C’è stato un momento della mia vita in cui per me il giornalismo era Vittorio Zucconi. Lavoravo già a Repubblica, cronista delle ultime file, e la mattina correvo a sfogliare il giornale in cerca del suo articolo. Era sempre in prima pagina e aveva degli attacchi sfavillanti, di qualunque cosa scrivesse sembrava che ti stesse portando nel paese delle meraviglie.
Con il tempo mi resi conto che certi dettagli, certe frasi che lui attribuiva a questo o quello, erano troppo belle per essere vere, e se anche fossero state vere lui non poteva davvero saperlo. Non era lì mentre il presidente degli Stati Uniti incontrava quello dell’Unione Sovietica. Questo per dire che i suoi bellissimi articoli non erano sempre esatti, spesso cedevano il passo al romanzo, ma coglievano la sostanza delle cose come pochi altri erano capaci di fare.
Lo conobbi finalmente nel 1999, io avevo 34 anni e stavo girando il mondo per studiare questa nuova tecnologia chiamata Internet. Tra la Silicon Valley e Tokyo mi fermai a Auckland in Nuova Zelanda. Non per caso. C’era la Coppa America di Luna Rossa, una impresa epica e naturalmente lui era lì. Di quei tre giorni trascorsi assieme ricordo la sua travolgente umanità, la sua allegria contagiosa, la sua febbrile curiosità. In un giorno senza regate affittammo una macchina per andare a scoprire la spiaggia dove avevano girato un film magnifico, Lezioni di Piano.

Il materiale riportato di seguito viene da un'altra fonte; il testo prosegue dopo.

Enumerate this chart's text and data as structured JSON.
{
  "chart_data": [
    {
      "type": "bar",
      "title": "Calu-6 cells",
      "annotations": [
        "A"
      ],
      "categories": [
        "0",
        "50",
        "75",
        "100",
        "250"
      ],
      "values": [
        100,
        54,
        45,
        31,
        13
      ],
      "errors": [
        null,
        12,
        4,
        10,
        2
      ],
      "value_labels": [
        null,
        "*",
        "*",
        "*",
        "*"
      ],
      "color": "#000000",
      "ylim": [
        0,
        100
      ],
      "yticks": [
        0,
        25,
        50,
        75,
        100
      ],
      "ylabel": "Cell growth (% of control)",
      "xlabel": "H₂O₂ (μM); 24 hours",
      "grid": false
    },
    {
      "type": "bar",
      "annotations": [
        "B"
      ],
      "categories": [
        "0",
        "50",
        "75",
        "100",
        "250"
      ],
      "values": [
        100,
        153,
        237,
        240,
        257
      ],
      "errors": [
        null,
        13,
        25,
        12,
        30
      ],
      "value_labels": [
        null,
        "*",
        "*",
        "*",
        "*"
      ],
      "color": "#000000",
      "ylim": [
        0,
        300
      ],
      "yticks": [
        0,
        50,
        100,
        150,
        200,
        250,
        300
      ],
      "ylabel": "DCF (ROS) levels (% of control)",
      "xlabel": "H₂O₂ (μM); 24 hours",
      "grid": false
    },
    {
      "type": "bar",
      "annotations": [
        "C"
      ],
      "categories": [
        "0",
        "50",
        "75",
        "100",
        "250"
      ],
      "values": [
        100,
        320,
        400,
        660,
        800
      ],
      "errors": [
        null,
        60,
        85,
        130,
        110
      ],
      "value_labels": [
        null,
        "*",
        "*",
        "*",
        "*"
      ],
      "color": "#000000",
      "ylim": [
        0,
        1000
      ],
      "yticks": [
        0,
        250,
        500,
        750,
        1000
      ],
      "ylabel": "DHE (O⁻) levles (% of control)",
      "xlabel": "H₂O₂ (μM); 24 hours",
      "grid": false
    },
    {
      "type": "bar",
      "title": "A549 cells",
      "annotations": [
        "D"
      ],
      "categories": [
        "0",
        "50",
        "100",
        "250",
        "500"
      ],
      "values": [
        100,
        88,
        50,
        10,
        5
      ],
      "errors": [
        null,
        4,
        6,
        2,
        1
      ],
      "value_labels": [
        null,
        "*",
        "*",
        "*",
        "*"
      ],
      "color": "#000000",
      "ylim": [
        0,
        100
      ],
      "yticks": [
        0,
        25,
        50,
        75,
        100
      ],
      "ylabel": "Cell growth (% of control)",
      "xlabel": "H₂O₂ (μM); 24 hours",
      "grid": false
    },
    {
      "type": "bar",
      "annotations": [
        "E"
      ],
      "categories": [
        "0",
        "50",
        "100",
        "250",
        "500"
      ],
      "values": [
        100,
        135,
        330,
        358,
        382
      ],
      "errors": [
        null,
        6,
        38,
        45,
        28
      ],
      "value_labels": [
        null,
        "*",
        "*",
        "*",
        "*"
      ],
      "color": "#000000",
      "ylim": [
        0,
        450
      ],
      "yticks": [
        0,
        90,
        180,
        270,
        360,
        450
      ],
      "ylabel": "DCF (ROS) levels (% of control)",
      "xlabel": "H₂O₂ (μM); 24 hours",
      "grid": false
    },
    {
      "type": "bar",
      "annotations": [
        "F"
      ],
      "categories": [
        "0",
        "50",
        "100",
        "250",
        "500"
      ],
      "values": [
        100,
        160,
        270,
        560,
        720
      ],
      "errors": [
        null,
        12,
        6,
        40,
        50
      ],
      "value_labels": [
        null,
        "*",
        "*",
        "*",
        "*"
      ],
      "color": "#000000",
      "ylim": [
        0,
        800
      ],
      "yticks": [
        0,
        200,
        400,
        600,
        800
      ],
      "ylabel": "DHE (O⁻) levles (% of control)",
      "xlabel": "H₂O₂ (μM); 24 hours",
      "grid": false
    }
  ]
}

Credo che fu allora che gli dissi che avevo letto anche tutti i suoi libri, e in particolare ne avevo amato uno sul giornalismo. E gli citai la frase che lui attribuiva a un anziano giornalista americano, chissà se l’aveva davvero mai pronunciata. Era questa, più o meno: Alla fine dissero che aveva dato la sua vita per il giornalismo, non capendo che era il giornalismo che gli aveva dato la vita. Ciao Vittorio, grazie, è stato bello ascoltarti.